I was surprised to hear the wide range of approaches she takes on in one album, to convey her meanings. She veers from poise and precision – an elegance that may befit a salon in fin-de-siècle Paris – to brassy, growling roars, where she loses (that is, gives up) her control over pitch, pronunciation, and other aspects of making a nice sound. Her broad spectrum of expression covers infinitesimal nuances, subtle gradations in colour and timbre, and always seems to arise from a spontaneous idea or impression – moments become masterpieces, flung out on the wing.

Streisand’s distinguished artistry, and the sound of it on my inadequate speakers, made me think of the immediate recognisability of many of my favourite artists – Charlie Chaplin, Marilyn Monroe, Louis Armstrong, Emily Dickinson, Terrence Malick, Maria Callas, Chantal Akerman, Wes Anderson, Glenn Gould, Clint Eastwood, Nina Simone, or Jean Seberg – and how their style is more than an idiosyncrasy, or a brand. Style (at least, that of a great artist) is an outward expression of an entire personality; it’s the shuddering of a great soul, rendered as a physical experience. It’s why the styles of the artists mentioned above – as highly influential as each of them was – are so inimitable, why any attempt to reproduce them can only come off as the shallowest mimicry, and why coming across it in their work, in each moment-by-moment encounter, can feel like an enlargening of life itself.

Saturday, 29 May 2021

A Moving Musical Documentary on Netflix


I watched a very moving documentary on Netflix last week:
Best Worst Thing That Ever Could Have Happened, which tells a story of the highly anticipated original Broadway production of the Stephen Sondheim musical Merrily We Roll Along, and its immediate failure. The 2016 documentary was directed by Lonny Price, one of the production’s main cast members, and he interviews Sondheim, the production’s director, Hal Prince, a number of his castmates, and two notable audience members who saw the original run. I watched the movie as someone very interested in the work of Sondheim, and came away from it deeply touched by the experiences and perspectives of the people it features.

The documentary’s setting is the musical theatre of Broadway in the early 80s, but its subject is the expectations and frustrations – the dreams and subsequent hard reality – of any young person starting out in life. This happens to be a theme of the musical Merrily We Roll Along as well, and the plot, as relayed by Sondheim and Prince, is an apt parallel for the stories told by the once-young-and-aspiring real-life performers that Price interviews.
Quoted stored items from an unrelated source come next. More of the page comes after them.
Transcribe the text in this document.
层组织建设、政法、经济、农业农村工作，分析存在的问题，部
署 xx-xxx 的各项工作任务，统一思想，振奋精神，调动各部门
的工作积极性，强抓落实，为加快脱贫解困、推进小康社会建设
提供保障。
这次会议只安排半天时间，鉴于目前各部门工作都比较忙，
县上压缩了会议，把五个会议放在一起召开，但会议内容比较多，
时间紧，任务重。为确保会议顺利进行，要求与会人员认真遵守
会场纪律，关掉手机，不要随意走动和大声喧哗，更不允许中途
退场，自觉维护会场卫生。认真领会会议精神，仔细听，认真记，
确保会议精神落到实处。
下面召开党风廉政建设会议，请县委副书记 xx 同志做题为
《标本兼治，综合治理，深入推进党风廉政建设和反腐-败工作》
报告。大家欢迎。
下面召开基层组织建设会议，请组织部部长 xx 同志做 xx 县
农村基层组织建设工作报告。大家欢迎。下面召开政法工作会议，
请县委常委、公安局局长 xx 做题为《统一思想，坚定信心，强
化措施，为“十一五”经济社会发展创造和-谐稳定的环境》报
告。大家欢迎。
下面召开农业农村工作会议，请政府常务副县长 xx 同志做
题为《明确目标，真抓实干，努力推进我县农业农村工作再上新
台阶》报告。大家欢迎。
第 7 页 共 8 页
Sondheim and Prince had hired a cast of young performers, in their late teens and early 20s, each of whom was making their debut on Broadway, and who couldn’t have been more thrilled by the entire experience, including that of being a part of the history of their heroes. Price engagingly includes himself in the telling of the story, as well as the story of how the documentary got made, in part.
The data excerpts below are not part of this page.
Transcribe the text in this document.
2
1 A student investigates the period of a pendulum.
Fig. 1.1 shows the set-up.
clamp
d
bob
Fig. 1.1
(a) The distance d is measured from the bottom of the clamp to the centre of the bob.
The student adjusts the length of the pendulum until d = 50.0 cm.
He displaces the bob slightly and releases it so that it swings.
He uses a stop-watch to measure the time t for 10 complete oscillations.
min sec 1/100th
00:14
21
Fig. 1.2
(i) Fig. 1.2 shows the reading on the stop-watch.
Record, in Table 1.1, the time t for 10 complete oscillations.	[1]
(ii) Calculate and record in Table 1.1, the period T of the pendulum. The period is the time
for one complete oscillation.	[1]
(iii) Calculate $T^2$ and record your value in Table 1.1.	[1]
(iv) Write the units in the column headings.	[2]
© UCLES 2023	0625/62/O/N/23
The show’s failure (closing after just 16 performances) had a devastating impact on all the documentary’s subjects, even Sondheim and Prince. Some of the young performers tell of struggling in a tough and competitive industry, one famous one struck on enviable success, and at least one left the acting profession entirely. More than the details of the production or what came after, the most engaging aspect of the entire movie is the affecting care and attention that Price pays to the people involved. The then-young performers are now all much older, and each carries a wealth of experience that’s instantly evoked in their interviews.

The weight of emotion that comes with that experience is brought poignantly to the movie’s forefront, and the documentary becomes a story that mirrors that of the show: Young people with big dreams transform into baffled, worldly, and keenly emotional older people. The tender observation – call it Love – with which Price shows their stories (including his own) is what enriches those emotions, and turns his documentary into a powerful experience.